Good news came last week regarding HB26-1121, at least, which would have required any facility that emits or may emit an air pollutant to post all emissions records publicly, with fines up to $47,357 per day for noncompliance. Publicly posting emissions records would have created a new compliance burden on facilities, the cost of which would ultimately fall to customers, while inviting organized pressure campaigns and private litigation.
The biggest story from February was the kickoff of reauthorizing the Public Utilities Commission (PUC). Under Colorado’s sunset review process, regulatory agencies must be periodically reauthorized or they expire. When that reauthorization bill is on the table, anything in the PUC’s enabling statutes can be changed, expanded, or constrained.
A few things stand out from Department of Regulatory Agencies’ (DORA) sunset review report, which issues recommendations for the reauthorizing legislation.
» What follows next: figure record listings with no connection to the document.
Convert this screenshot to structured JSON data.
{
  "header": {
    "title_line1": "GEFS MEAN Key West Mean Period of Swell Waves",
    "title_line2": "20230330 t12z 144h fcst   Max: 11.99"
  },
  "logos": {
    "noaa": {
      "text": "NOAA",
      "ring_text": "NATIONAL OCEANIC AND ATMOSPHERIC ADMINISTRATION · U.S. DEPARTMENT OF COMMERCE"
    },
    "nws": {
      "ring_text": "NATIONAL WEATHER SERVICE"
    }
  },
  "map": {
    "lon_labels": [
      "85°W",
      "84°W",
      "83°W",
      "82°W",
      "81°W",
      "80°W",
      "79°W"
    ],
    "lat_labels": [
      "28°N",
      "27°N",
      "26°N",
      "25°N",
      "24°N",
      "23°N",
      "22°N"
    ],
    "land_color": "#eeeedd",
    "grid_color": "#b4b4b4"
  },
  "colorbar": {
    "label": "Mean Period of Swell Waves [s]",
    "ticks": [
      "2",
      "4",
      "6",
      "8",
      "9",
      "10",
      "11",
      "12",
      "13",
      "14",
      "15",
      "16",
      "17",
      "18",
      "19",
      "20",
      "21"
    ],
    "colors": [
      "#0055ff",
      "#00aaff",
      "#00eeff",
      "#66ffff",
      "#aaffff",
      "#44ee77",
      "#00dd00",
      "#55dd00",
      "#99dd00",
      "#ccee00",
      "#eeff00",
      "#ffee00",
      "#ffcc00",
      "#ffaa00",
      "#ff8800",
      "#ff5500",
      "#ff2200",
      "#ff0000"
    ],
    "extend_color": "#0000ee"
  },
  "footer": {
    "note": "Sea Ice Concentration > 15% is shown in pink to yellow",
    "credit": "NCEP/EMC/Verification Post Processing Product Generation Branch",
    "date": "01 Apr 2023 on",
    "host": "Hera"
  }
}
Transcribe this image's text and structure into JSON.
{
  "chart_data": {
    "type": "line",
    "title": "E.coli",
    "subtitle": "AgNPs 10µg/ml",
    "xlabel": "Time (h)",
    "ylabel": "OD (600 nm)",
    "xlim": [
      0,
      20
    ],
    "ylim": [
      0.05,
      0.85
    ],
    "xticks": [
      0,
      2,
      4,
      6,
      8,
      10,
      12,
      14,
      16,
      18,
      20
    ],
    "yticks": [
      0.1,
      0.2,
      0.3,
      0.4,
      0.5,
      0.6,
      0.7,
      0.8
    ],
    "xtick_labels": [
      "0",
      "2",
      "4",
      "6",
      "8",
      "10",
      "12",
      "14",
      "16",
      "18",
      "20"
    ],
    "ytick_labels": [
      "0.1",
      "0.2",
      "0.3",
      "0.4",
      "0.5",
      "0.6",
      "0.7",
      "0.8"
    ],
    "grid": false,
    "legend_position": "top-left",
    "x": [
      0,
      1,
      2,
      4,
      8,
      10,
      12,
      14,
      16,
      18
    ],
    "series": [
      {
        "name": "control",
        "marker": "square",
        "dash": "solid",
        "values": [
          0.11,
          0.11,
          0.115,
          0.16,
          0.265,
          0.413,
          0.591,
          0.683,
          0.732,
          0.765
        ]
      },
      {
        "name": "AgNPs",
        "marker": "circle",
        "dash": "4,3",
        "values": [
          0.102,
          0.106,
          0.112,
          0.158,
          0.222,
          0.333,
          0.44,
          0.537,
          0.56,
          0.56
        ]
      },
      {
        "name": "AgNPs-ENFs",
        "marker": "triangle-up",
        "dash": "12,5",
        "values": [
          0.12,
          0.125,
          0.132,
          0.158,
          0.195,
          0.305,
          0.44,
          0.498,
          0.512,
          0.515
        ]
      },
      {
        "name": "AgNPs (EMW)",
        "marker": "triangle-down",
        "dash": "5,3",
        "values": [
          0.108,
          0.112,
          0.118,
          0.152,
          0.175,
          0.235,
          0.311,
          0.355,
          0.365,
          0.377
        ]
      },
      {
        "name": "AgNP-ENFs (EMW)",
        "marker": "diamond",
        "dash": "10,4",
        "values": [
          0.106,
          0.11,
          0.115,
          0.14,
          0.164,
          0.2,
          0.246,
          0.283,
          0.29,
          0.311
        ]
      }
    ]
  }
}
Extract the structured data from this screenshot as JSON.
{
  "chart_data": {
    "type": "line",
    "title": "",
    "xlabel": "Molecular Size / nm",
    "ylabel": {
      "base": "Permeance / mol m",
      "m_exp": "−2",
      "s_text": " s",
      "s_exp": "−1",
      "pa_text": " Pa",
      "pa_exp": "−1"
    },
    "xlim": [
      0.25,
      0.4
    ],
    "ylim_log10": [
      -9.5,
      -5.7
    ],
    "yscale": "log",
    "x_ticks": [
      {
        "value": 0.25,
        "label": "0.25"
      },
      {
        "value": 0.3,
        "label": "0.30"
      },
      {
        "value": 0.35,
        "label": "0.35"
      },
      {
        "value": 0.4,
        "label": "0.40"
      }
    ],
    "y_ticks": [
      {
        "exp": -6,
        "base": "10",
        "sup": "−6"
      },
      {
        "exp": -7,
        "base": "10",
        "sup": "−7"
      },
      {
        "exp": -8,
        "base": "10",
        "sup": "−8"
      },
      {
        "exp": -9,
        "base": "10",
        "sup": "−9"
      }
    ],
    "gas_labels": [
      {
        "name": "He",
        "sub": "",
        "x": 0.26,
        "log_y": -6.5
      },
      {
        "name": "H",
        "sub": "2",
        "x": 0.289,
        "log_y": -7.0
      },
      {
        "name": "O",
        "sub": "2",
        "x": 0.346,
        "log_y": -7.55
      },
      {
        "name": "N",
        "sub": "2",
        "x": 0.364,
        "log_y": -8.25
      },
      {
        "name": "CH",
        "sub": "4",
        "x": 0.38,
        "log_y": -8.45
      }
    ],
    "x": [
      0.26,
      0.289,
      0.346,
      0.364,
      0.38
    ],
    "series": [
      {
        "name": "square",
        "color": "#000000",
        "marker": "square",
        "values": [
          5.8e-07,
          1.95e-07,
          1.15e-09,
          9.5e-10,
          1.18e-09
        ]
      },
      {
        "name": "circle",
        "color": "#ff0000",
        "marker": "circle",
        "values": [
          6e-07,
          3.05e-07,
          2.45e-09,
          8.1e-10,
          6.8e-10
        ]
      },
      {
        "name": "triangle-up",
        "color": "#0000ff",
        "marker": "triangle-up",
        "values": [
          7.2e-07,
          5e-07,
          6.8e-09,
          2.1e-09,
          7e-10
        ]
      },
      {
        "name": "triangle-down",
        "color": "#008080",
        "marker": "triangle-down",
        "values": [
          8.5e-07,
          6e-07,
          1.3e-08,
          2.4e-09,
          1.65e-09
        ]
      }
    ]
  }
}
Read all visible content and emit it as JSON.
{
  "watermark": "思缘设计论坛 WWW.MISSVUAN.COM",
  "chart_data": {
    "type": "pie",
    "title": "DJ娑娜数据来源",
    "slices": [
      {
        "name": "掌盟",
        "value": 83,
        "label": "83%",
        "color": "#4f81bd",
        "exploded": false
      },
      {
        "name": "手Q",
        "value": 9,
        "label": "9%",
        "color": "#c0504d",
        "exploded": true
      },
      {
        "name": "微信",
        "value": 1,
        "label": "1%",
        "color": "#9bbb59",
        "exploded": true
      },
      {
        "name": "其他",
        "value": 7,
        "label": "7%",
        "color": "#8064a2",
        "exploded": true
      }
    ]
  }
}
The report recommends extending the energy reauthorization to 11 years from now — or 2037, which is far too long for a body with such sweeping jurisdiction. It also proposes a carve-out from Colorado’s Open Meetings Law that would allow private commissioner deliberations on rate cases and pipeline approvals, with limited transparency safeguards. The report wants to subordinate RES compliance calculations to utility-filed Clean Energy Plans, which are on more aggressive mandates and timelines. Stay tuned for Independence Institute testimony when the reauthorization bill is introduced.
The session runs through May 13. Whether SB26-022 can get a hearing before co-ops and municipal utilities lose the ability to plan for longer-term options past 2030 is one of the most important remaining questions. The 2040 clean energy acceleration bill that Gov. Polis floated in 2025 and pulled back has not yet reappeared in this session. If and when it does, it will suck the oxygen out of the rest of what is happening. And the PUC reauthorization bill will shape how every mandate passed through 2037 will actually be implemented.
With a third or more bills introduced likely to relate to energy this year, the legislature will write more checks than the grid can cash.